An arbitration agreement is a contract between an employer and an employee that requires disputes between the two parties to be resolved through arbitration. This type of agreement is enforceable in California as long as it is entered voluntarily and does not violate state or federal laws.
Arbitration agreements can be beneficial to both employers and employees. For employers, arbitration can save time and money that would otherwise be spent on litigation. It can also provide a more efficient way to resolve disputes. For employees, arbitration can be faster and less expensive than court. Additionally, arbitration may allow for more privacy than a public court proceeding.
If you are considering signing an arbitration agreement or have already signed one, it is important to understand your rights and what you agree to.
The arbitration process
Arbitration is when an independent third party, called an arbitrator, hears both sides of a dispute and makes a binding decision. In California, arbitration agreements are common in employment contracts.
The arbitration process typically begins with filing a claim by one party against the other. The claim is then served on the other party, who has a certain amount of time to respond. Once both parties have submitted their evidence and arguments, the arbitrator will hold a hearing. After considering all of the evidence and arguments, the arbitrator will issue a written decision, which is binding on both parties.
Why do employers require employees to sign arbitration agreements?
There are many reasons why employers may require employees to sign arbitration agreements. For one, arbitration can be a cheaper and faster way to resolve disputes than going to court. Additionally, arbitration can provide more privacy than court, as the proceedings are not on public record. Finally, employers may feel they will have a better chance of winning their case in arbitration than in court.
Laws governing arbitration agreements in California
Arbitration agreements are governed by the Federal Arbitration Act (FAA) and state law. In California, arbitration agreements are also subject to the California Arbitration Act (CAA). The CAA applies to any arbitration agreement entered into in California, regardless of whether the parties are located in California. The employment law in California requires that arbitration agreements be in writing and signed by the parties.
The CAA also provides that certain disputes are unsuitable for arbitration, including disputes involving public policy, civil rights, or claims brought under the Fair Employment and Housing Act (FEHA). If an arbitrator finds a dispute unsuitable for arbitration, the arbitrator must refuse to hear the case and return it to the court system.

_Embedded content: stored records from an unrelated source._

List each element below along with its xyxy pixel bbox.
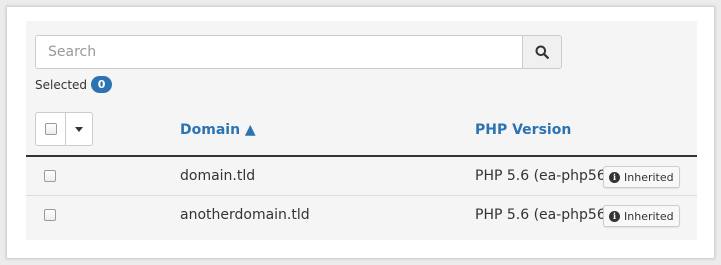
column-header-php-version[interactable]: PHP Version [475,122,571,138]
column-header-domain[interactable]: Domain ▲ [180,122,256,138]
inherited-label: Inherited [624,170,674,184]
php-manager-panel: Selected 0 Domain ▲ PHP Version [26,21,697,240]
domain-cell: anotherdomain.tld [180,207,310,223]
selected-label: Selected [35,77,88,92]
search-bar [35,35,562,69]
inherited-badge: i Inherited [603,205,680,227]
search-input[interactable] [35,35,522,69]
table-header: Domain ▲ PHP Version [26,106,697,157]
row-checkbox[interactable] [44,170,56,182]
inherited-badge: i Inherited [603,166,680,188]
info-icon: i [609,171,620,183]
selected-count: Selected 0 [35,76,113,93]
info-icon: i [609,210,620,222]
domains-table: Domain ▲ PHP Version domain.tld PHP 5.6 … [26,106,697,235]
row-checkbox[interactable] [44,209,56,221]
table-row: domain.tld PHP 5.6 (ea-php56) i Inherite… [26,157,697,196]
inherited-label: Inherited [624,209,674,223]
bulk-select-control [35,112,93,146]
content-card: Selected 0 Domain ▲ PHP Version [6,6,715,259]
table-row: anotherdomain.tld PHP 5.6 (ea-php56) i I… [26,196,697,235]
php-version-cell: PHP 5.6 (ea-php56) [475,168,612,184]
php-version-cell: PHP 5.6 (ea-php56) [475,207,612,223]
caret-down-icon [75,126,83,132]
domain-cell: domain.tld [180,168,256,184]
selected-count-badge: 0 [91,76,113,93]
bulk-select-dropdown[interactable] [66,113,92,145]
checkbox-icon [44,123,57,135]
search-button[interactable] [522,35,562,69]
search-icon [535,45,549,59]
select-all-checkbox[interactable] [36,113,66,145]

Types of claims subject to arbitration
Three main types of claims are typically subject to arbitration in California employment cases:
- Claims to arise under state law, such as discrimination, harassment, and wrongful termination.
- Claims to arise under federal law, such as wages and hours.

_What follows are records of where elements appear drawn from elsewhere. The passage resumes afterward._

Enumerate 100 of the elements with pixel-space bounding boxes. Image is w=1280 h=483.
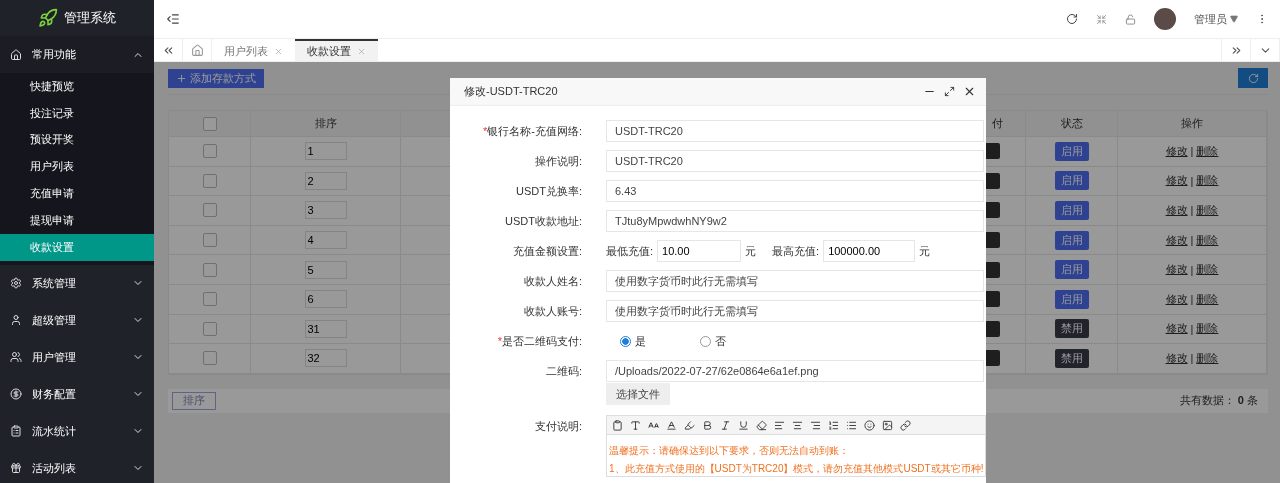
edit-link[interactable]: 修改 [1165, 232, 1188, 248]
eraser-icon[interactable] [756, 419, 767, 431]
fullscreen-icon[interactable] [1096, 13, 1107, 25]
text-field[interactable]: TJtu8yMpwdwhNY9w2 [606, 210, 985, 232]
menu-icon [10, 462, 22, 475]
maximize-icon[interactable] [944, 86, 955, 97]
delete-link[interactable]: 删除 [1196, 321, 1219, 337]
order-field[interactable]: 32 [304, 349, 347, 368]
text-field[interactable]: USDT-TRC20 [606, 150, 985, 172]
highlight-icon[interactable] [684, 419, 695, 431]
home-icon[interactable] [190, 43, 204, 57]
lock-icon[interactable] [1125, 13, 1136, 25]
paste-icon[interactable] [612, 419, 623, 431]
text-field[interactable]: 6.43 [606, 180, 985, 202]
checkbox[interactable] [202, 233, 217, 248]
order-field[interactable]: 5 [304, 260, 347, 279]
total-count: 共有数据： 0 条 [1179, 393, 1259, 409]
bold-icon[interactable] [702, 419, 713, 431]
menu-item[interactable]: 收款设置 [0, 233, 154, 261]
ordered-list-icon[interactable] [828, 419, 839, 431]
text-field[interactable]: USDT-TRC20 [606, 120, 985, 142]
file-path-field[interactable]: /Uploads/2022-07-27/62e0864e6a1ef.png [606, 360, 985, 382]
field-label: 收款人姓名: [522, 274, 582, 289]
edit-link[interactable]: 修改 [1165, 321, 1188, 337]
edit-link[interactable]: 修改 [1165, 262, 1188, 278]
status-badge[interactable]: 禁用 [1054, 348, 1089, 368]
order-field[interactable]: 31 [304, 319, 347, 338]
checkbox[interactable] [202, 262, 217, 277]
menu-item[interactable]: 充值申请 [0, 180, 154, 207]
order-field[interactable]: 1 [304, 142, 347, 161]
delete-link[interactable]: 删除 [1196, 262, 1219, 278]
image-icon[interactable] [882, 419, 893, 431]
delete-link[interactable]: 删除 [1196, 232, 1219, 248]
max-amount-field[interactable]: 100000.00 [823, 240, 916, 262]
italic-icon[interactable] [720, 419, 731, 431]
field-label: 操作说明: [533, 154, 582, 169]
menu-item[interactable]: 投注记录 [0, 99, 154, 127]
font-size-icon[interactable] [648, 419, 659, 431]
font-icon[interactable] [630, 419, 641, 431]
menu-icon [10, 277, 22, 290]
field-label: 支付说明: [533, 419, 582, 434]
checkbox[interactable] [202, 173, 217, 188]
align-right-icon[interactable] [810, 419, 821, 431]
order-field[interactable]: 6 [304, 290, 347, 309]
edit-link[interactable]: 修改 [1165, 143, 1188, 159]
field-label: USDT收款地址: [504, 214, 582, 229]
min-amount-field[interactable]: 10.00 [657, 240, 742, 262]
menu-item[interactable]: 提现申请 [0, 207, 154, 234]
delete-link[interactable]: 删除 [1196, 143, 1219, 159]
checkbox[interactable] [202, 321, 217, 336]
menu-group[interactable]: 超级管理 [0, 301, 154, 339]
status-badge[interactable]: 禁用 [1054, 319, 1089, 339]
menu-group[interactable]: 财务配置 [0, 375, 154, 413]
edit-link[interactable]: 修改 [1165, 350, 1188, 366]
text-color-icon[interactable] [666, 419, 677, 431]
refresh-icon[interactable] [1066, 13, 1078, 25]
menu-item[interactable]: 用户列表 [0, 153, 154, 181]
checkbox[interactable] [202, 292, 217, 307]
edit-link[interactable]: 修改 [1165, 203, 1188, 218]
field-label: 二维码: [544, 364, 582, 379]
emoji-icon[interactable] [864, 419, 875, 431]
menu-icon[interactable] [166, 12, 180, 26]
checkbox[interactable] [202, 203, 217, 218]
link-separator: | [1190, 234, 1194, 247]
delete-link[interactable]: 删除 [1196, 203, 1219, 218]
menu-item[interactable]: 快捷预览 [0, 73, 154, 100]
text-field[interactable]: 使用数字货币时此行无需填写 [606, 270, 985, 292]
tab[interactable]: 收款设置 [295, 39, 378, 61]
user-menu[interactable]: 管理员 [1194, 11, 1238, 27]
order-field[interactable]: 2 [304, 171, 347, 190]
unit-label: 元 [745, 243, 757, 259]
radio-option[interactable]: 否 [700, 333, 726, 349]
menu-icon [10, 351, 22, 364]
align-left-icon[interactable] [774, 419, 785, 431]
delete-link[interactable]: 删除 [1196, 291, 1219, 307]
avatar[interactable] [1154, 8, 1176, 30]
checkbox[interactable] [202, 116, 217, 131]
menu-group[interactable]: 活动列表 [0, 449, 154, 483]
close-icon[interactable] [963, 85, 976, 98]
link-icon[interactable] [900, 419, 911, 431]
bullet-list-icon[interactable] [846, 419, 857, 431]
field-label: *银行名称-充值网络: [482, 124, 582, 139]
choose-file-button[interactable]: 选择文件 [606, 383, 670, 405]
radio-option[interactable]: 是 [620, 333, 646, 349]
align-center-icon[interactable] [792, 419, 803, 431]
edit-link[interactable]: 修改 [1165, 291, 1188, 307]
delete-link[interactable]: 删除 [1196, 173, 1219, 189]
delete-link[interactable]: 删除 [1196, 350, 1219, 366]
text-field[interactable]: 使用数字货币时此行无需填写 [606, 300, 985, 322]
underline-icon[interactable] [738, 419, 749, 431]
menu-item[interactable]: 预设开奖 [0, 126, 154, 154]
menu-group[interactable]: 常用功能 [0, 36, 154, 73]
order-field[interactable]: 3 [304, 201, 347, 220]
menu-group[interactable]: 用户管理 [0, 338, 154, 376]
order-field[interactable]: 4 [304, 231, 347, 250]
menu-group[interactable]: 流水统计 [0, 412, 154, 450]
menu-group[interactable]: 系统管理 [0, 264, 154, 302]
edit-link[interactable]: 修改 [1165, 173, 1188, 189]
checkbox[interactable] [202, 144, 217, 159]
checkbox[interactable] [202, 351, 217, 366]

- Breach of contract claims.
If you have been subjected to workplace discrimination or harassment, you should speak with an experienced attorney who can help you determine whether or not your claim is subject to arbitration.
When is an arbitration agreement enforceable?
An arbitration agreement is only enforceable if it is signed by both the employer and the employee. The agreement must also be fair and reasonable and not contain any provisions that would waive the employee’s right to file a claim with the California Division of Labor Standards Enforcement (DLSE). If an arbitration agreement contains such provisions, a court may declare it void and unenforceable.
How do arbitration agreements affect class action lawsuits in California?
Arbitration agreements are designed to streamline the resolution of disputes between an employer and employee. In California, arbitration agreements are typically used to prohibit employees from filing or participating in class action lawsuits against their employers.
Class action lawsuits allow a group of employees with similar claims to band together and file a single lawsuit against their employer. These lawsuits can be costly and time-consuming for both parties. Arbitration agreements help to avoid these types of lawsuits by requiring employees to resolve their disputes individually through arbitration.
In California, arbitration agreements are generally enforceable if they are entered voluntarily and knowingly by both parties. However, there are some situations where an arbitration agreement may not be enforceable, such as if it is deemed unconscionable or violates public policy.
What is AB 51?
AB 51 is a bill recently introduced in the California Legislature that, if enacted, would ban employers from requiring employees to arbitrate employment disputes. This means that employees could bring claims against their employers in court rather than going through arbitration.
Arbitration is often seen as unfair to employees because it is a private process typically biased in favor of employers. Furthermore, arbitration agreements often prevent employees from filing class action lawsuits, which can effectively hold companies accountable for widespread misconduct.
AB 51 would allow employees to file individual or class action lawsuits against their employers in court and would help level the playing field between workers and companies. If you live or work in California, contact your representatives and tell them to support AB 51!
In summary, arbitration agreements are becoming increasingly common in California employment cases, and employers must know the legal requirements when implementing an agreement. Both employers and employees need to understand their rights and responsibilities related to arbitration agreements to make informed decisions about entering such arrangements. Arbitration can provide a faster way of resolving disputes without having to go through lengthy court proceedings, which benefits both parties involved.